As I’ve undoubtedly shared ’round these parts before, I was a late bloomer to metal. No one in my family listened to metal except my brother on the sly, and he was generally far more interested in country than anything else. I didn’t hang out with the kind of kids who listened to metal in junior high, so really, I didn’t hear very much of the genre until high school. One summer while working landscaping, however, my coworkers always kept the radio tuned to the local rock station, and a seed was planted. Later that summer my brother burned me a Metallica CD, thus beginning my long spiral into ruin.
From Metallica I moved to other big radio metal acts like Megadeth and Pantera as well as a fair bit of nu metal. I got into a bit of Judas Priest or Iron Maiden, but there was still a yearning for something heavier. Late in high school, just before college, I discovered Arch Enemy and In Flames, my melodic toeholds into the world of death. A playlist of Metallica, Pantera, Mudvayne, Static-X, Judas Priest, Van Halen, and In Flames carried me into the collegiate world, but it was late in 2006, my first semester of undergrad, when I finally found the melodeath album of my dreams.
With Oden On Our Side sounded bigger and nastier than anything I had heard up to that point. The songs were all about pillaging and destroying, blood and vengeance. The double bass roared, and the riffs bristled with the thunder of the lightning god. Amon Amarth had me hooked, and I can’t even imagine how many nights I must have spent in my dorm room headbanging myself dizzy to “Cry of the Blackbirds.”
Obviously, most of those entry bands didn’t stick around for me. While I still enjoy Metallica and Iron Maiden, I haven’t listened to Pantera in years. Arch Enemy and In Flames are punchlines now, and the less said of my JNCO days, the better. Melodeath as a whole holds little charm for me; the genre itself is a pale shadow of its forebears, and if I do happen to find myself listening to something by At the Gates, I tend to just wish I was listening to something heavier. This should come to no surprise to readers who’ve pegged me as the skronk or weird death guy. With Oden On Our Side would probably be the last thing a reader here would expect me to love.

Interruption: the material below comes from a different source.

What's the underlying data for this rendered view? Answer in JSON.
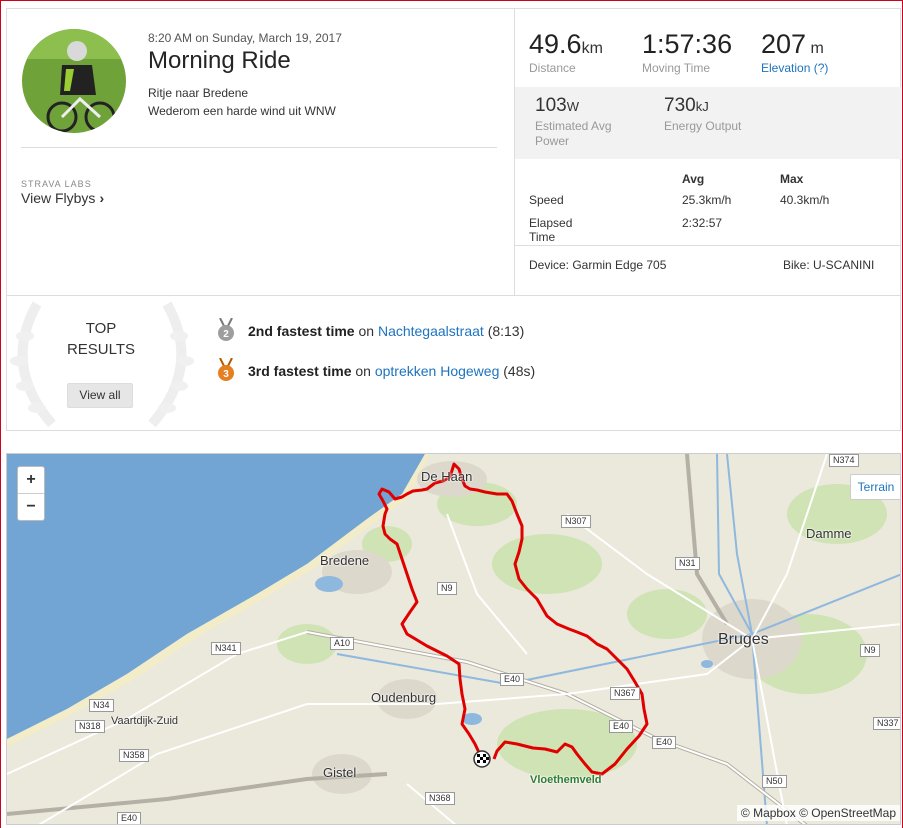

And yet, I still get excited when I press play on this record. I still bellow along about how Valhalla waits me when I die. I still band my head to the forked lightning solos in “Asator.” The hair on my arms still rises to the barbarous cruelty of “Gods of War Arise,” and I still make myself dizzy listening to the pulse-pounding guitarmonies of “Cry of the Blackbirds.” With Oden On Our Side still holds up.
So what’s your deal? What’s that album that folks ’round these parts wouldn’t expect you to still love? What’s that record you just can’t quit?